Apr 4, 2011 12:37 GMT  ·  By

Investigators say that some of the most widely-used drugs against depression may also contribute to a thickening of the arteries in patients taking them. Some of these forms of medication include a class of compounds known as selective serotonin reuptake inhibitors (SSRI).

Past studies have already determined that the mental condition itself is a risk factor for the development of heart disease and related conditions. The new study seems to suggest that the combined effects of depression and anti-depression medication may be too much for blood vessels.

Generally, arteries thicken with age, and are therefore more common in seniors than in adults. But experts discovered in the new study that the arteries of those who took drugs against depression looked as if they were around four years older than they actually were.

The carotid arteries were the target of this investigation, and they were determined to be the most affected. This study was conducted on 513 male twins at middle age, all of which fought in Vietnam.

According to Amit Shah, MD, the reason twins were used is because, though they are identical genetically, they are also prone to experience other influences, such as smoking, lifestyle choices, diets and so on, PsychCentral reports.

“So studying them is a good way to distill out the effects of genetics,” explains Amit Shah, MD, the first author of the new research. The expert is also a cardiology fellow at Emory University School of Medicine.

Emory experts used ultrasound measurements to analyze the thickness of carotid arteries in all test participants. About 59 twin pairs featured a member who took antidepressants, and one who did not.

The study revealed that the brother who took antidepressants was always more likely to have thicker arteries than the one who did not. The correlation held true even after other risk factors were accounted for, and regardless of previous heart attack or stroke events.
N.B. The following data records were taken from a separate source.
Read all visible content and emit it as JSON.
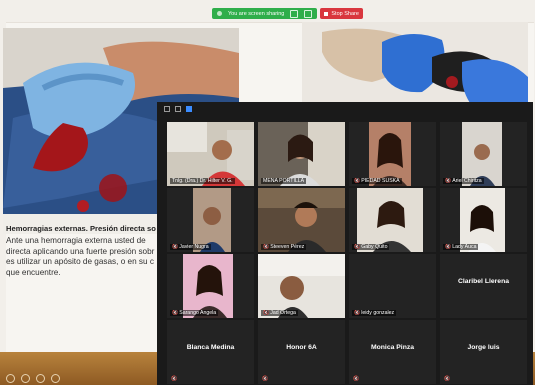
{
  "share_bar": {
    "status": "You are screen sharing",
    "stop_label": "Stop Share"
  },
  "slide": {
    "heading": "Hemorragias externas. Presión directa sobre l",
    "body_lines": [
      "Ante una hemorragia externa usted de",
      "directa aplicando una fuerte presión sobr",
      "es utilizar un apósito de gasas, o en su c",
      "que encuentre."
    ]
  },
  "meeting": {
    "colors": {
      "background": "#1a1a1a",
      "speaker_border": "#9ad43a",
      "muted": "#e2353b"
    },
    "participants": [
      {
        "name": "Tnlg. (Dra.) Dr. Hilter V. G.",
        "video": true,
        "speaker": true,
        "muted": false
      },
      {
        "name": "MENA PORTILLA",
        "video": true,
        "speaker": false,
        "muted": false
      },
      {
        "name": "PIEDAD SUSKA",
        "video": true,
        "speaker": false,
        "muted": true
      },
      {
        "name": "Ariel Chiritza",
        "video": true,
        "speaker": false,
        "muted": true
      },
      {
        "name": "Javier Nugra",
        "video": true,
        "speaker": false,
        "muted": true
      },
      {
        "name": "Steeven Pérez",
        "video": true,
        "speaker": false,
        "muted": true
      },
      {
        "name": "Gaby Quito",
        "video": true,
        "speaker": false,
        "muted": true
      },
      {
        "name": "Lady Auca",
        "video": true,
        "speaker": false,
        "muted": true
      },
      {
        "name": "Sarango Angela",
        "video": true,
        "speaker": false,
        "muted": true
      },
      {
        "name": "Jad Ortega",
        "video": true,
        "speaker": false,
        "muted": true
      },
      {
        "name": "leidy gonzalez",
        "video": false,
        "speaker": false,
        "muted": true
      },
      {
        "name": "Claribel Llerena",
        "video": false,
        "speaker": false,
        "muted": false
      },
      {
        "name": "Blanca Medina",
        "video": false,
        "speaker": false,
        "muted": true
      },
      {
        "name": "Honor 6A",
        "video": false,
        "speaker": false,
        "muted": true
      },
      {
        "name": "Monica Pinza",
        "video": false,
        "speaker": false,
        "muted": true
      },
      {
        "name": "Jorge luis",
        "video": false,
        "speaker": false,
        "muted": true
      }
    ]
  }
}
“One of the strongest and best-studied factors that thickens someone’s arteries is age, and that happens at around 10 microns per year. In our study, users of antidepressants see an average 40 micron increase in IMT, so their carotid arteries are in effect four years older,” Shah adds.

“I think we have to keep an open mind about the effects of antidepressants on neurochemicals like serotonin in places outside the brain, such as the circulatory system. The body often compensates over time for drugs’ immediate effects,” the expert explains.

One of the most commonly-used and prescribed selective serotonin reuptake inhibitor is fluoxetine, known under the brand name Prozac. There are also other types of drugs that affect serotonin, some of them indirectly.

“Antidepressants have a clinical benefit that has been established, so nobody taking these medications should stop based only on these results,” Shah adds.

“This isn’t the kind of study where we can know cause and effect, let alone mechanism, and we need to see whether this holds up in other population groups,” the expert concludes.